Soigner ses relations
Juliette évite les apéros communs après le travail. Elle craint qu’on n’y fasse que cancaner. Au bout du compte, plus personne ne lui demande de participer et elle se sent exclue.
«Quand on s’exclut soi-même, on court le risque de devenir un exclu», souligne Michael Gschwind, psychologue du travail bâlois (voir son interview). Ne pas se montrer aux petites retrouvailles entre collègues, c’est renoncer à marquer la culture d’entreprise de sa propre empreinte. En même temps, on court le risque de ne pas être bien compris, ce qui pourrait constituer, par exemple, un obstacle à une promotion. Un comportement inadéquat a lui aussi des répercussions négatives. En général, le tutoiement en entreprise n’est pas équivalent au tutoiement en privé. Au travail, les règles de bienséance sont plus strictes qu’en privé: il s’agit notamment de maîtriser sa consommation d’alcool, de ne pas ronchonner pour un oui ou pour un non et d’éviter de casser du sucre sur autrui. Cela dit, la médisance ne doit pas être entièrement bannie: «Le cancanage crée des liens, soutient Michael Gschwind. Il a une fonction de soupape et fait partie du vivre-ensemble. Parler des autres fait du bien, mais il faut veiller à ce que la médisance ne tourne pas au mobbing.»
Conseils
• Utilisez les fêtes, apéros et autres retrouvailles d’entreprise pour étendre votre réseau. Parlez aussi avec des gens d’autres départements.

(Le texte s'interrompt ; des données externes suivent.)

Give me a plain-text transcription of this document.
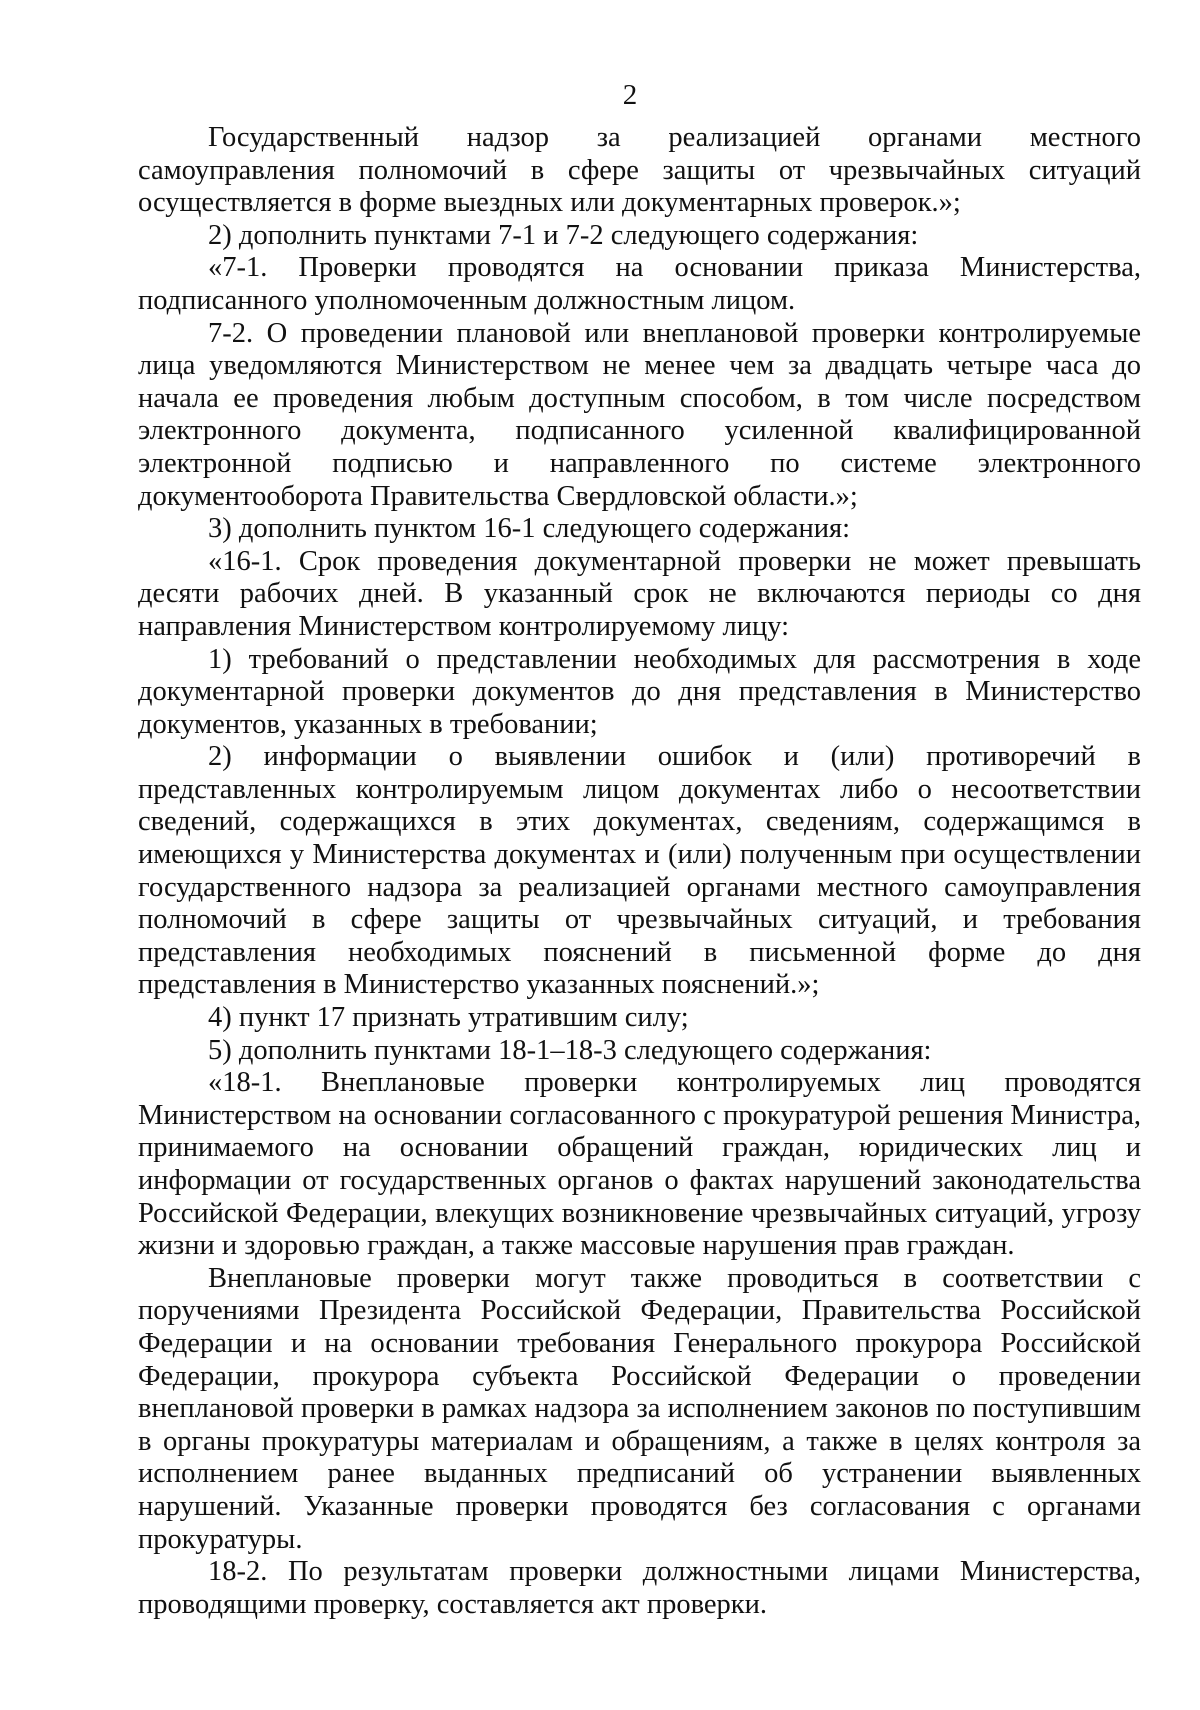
2

Государственный надзор за реализацией органами местного самоуправления полномочий в сфере защиты от чрезвычайных ситуаций осуществляется в форме выездных или документарных проверок.»;

2) дополнить пунктами 7-1 и 7-2 следующего содержания:

«7-1. Проверки проводятся на основании приказа Министерства, подписанного уполномоченным должностным лицом.

7-2. О проведении плановой или внеплановой проверки контролируемые лица уведомляются Министерством не менее чем за двадцать четыре часа до начала ее проведения любым доступным способом, в том числе посредством электронного документа, подписанного усиленной квалифицированной электронной подписью и направленного по системе электронного документооборота Правительства Свердловской области.»;

3) дополнить пунктом 16-1 следующего содержания:

«16-1. Срок проведения документарной проверки не может превышать десяти рабочих дней. В указанный срок не включаются периоды со дня направления Министерством контролируемому лицу:

1) требований о представлении необходимых для рассмотрения в ходе документарной проверки документов до дня представления в Министерство документов, указанных в требовании;

2) информации о выявлении ошибок и (или) противоречий в представленных контролируемым лицом документах либо о несоответствии сведений, содержащихся в этих документах, сведениям, содержащимся в имеющихся у Министерства документах и (или) полученным при осуществлении государственного надзора за реализацией органами местного самоуправления полномочий в сфере защиты от чрезвычайных ситуаций, и требования представления необходимых пояснений в письменной форме до дня представления в Министерство указанных пояснений.»;

4) пункт 17 признать утратившим силу;

5) дополнить пунктами 18-1–18-3 следующего содержания:

«18-1. Внеплановые проверки контролируемых лиц проводятся Министерством на основании согласованного с прокуратурой решения Министра, принимаемого на основании обращений граждан, юридических лиц и информации от государственных органов о фактах нарушений законодательства Российской Федерации, влекущих возникновение чрезвычайных ситуаций, угрозу жизни и здоровью граждан, а также массовые нарушения прав граждан.

Внеплановые проверки могут также проводиться в соответствии с поручениями Президента Российской Федерации, Правительства Российской Федерации и на основании требования Генерального прокурора Российской Федерации, прокурора субъекта Российской Федерации о проведении внеплановой проверки в рамках надзора за исполнением законов по поступившим в органы прокуратуры материалам и обращениям, а также в целях контроля за исполнением ранее выданных предписаний об устранении выявленных нарушений. Указанные проверки проводятся без согласования с органами прокуратуры.

18-2. По результатам проверки должностными лицами Министерства, проводящими проверку, составляется акт проверки.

• Veillez à être remarqué. Si personne ne vous voit, cela ne sert à rien.
• Soyez cordial et respectueux. Evitez les critiques importunes, sans quoi vous risquez de vous faire mal voir.
• Si vous êtes nouveau dans l’entreprise, conservez dans un premier temps une attitude d’observateur. Etudiez la culture d’entreprise, de même que les hiérarchies officielles et cachées.
Quand un collègue tombe malade
Luc souffre d’un burn-out, effectivement diagnostiqué par un psychiatre qui ordonne un séjour de plusieurs mois en clinique. Cela le gêne, il voudrait que nul ne l’apprenne au sein de l’entreprise.
Les collaborateurs qui tombent malades ne sont juridiquement pas tenus de communiquer le diagnostic à leur supérieur. Mais il est humain que les collègues et la hiérarchie se renseignent sur la raison d’une absence. Comment la personne concernée doit-elle réagir de manière adéquate? «Si elle souhaite susciter de l’intérêt, il faut livrer le diagnostic», suggère le psychologue du travail Michael Gschwind. Pour les affections physiques, c’est relativement aisé. «Par exemple, un cancer est considéré comme un méchant coup du sort. En revanche, les maladies psychiques continuent d’être perçues, hélas, comme une faiblesse.» Michael Gschwind conseille aux personnes atteintes d’une maladie psychique de ne rien révéler et de n’en parler que lorsqu’elles ont retrouvé de la stabilité ou s’il existe pour leur maladie une cause extérieure au travail, par exemple la mort d’un proche. Il peut y avoir du sens à indiquer une cause socialement acceptable.
Conseils
• Ne communiquez pas hâtivement un diagnostic. La maladie est souvent perçue comme une faiblesse. L’employeur voudra peut-être vous ménager ou vous confier moins de tâches et cela pourrait nuire à votre carrière.
• Gardez à l’esprit que, par crainte d’une absence prolongée ou d’une rechute au terme de la période de protection, l’employeur pourrait vouloir vous licencier. Car il a besoin de ses ressources et doit pouvoir les planifier.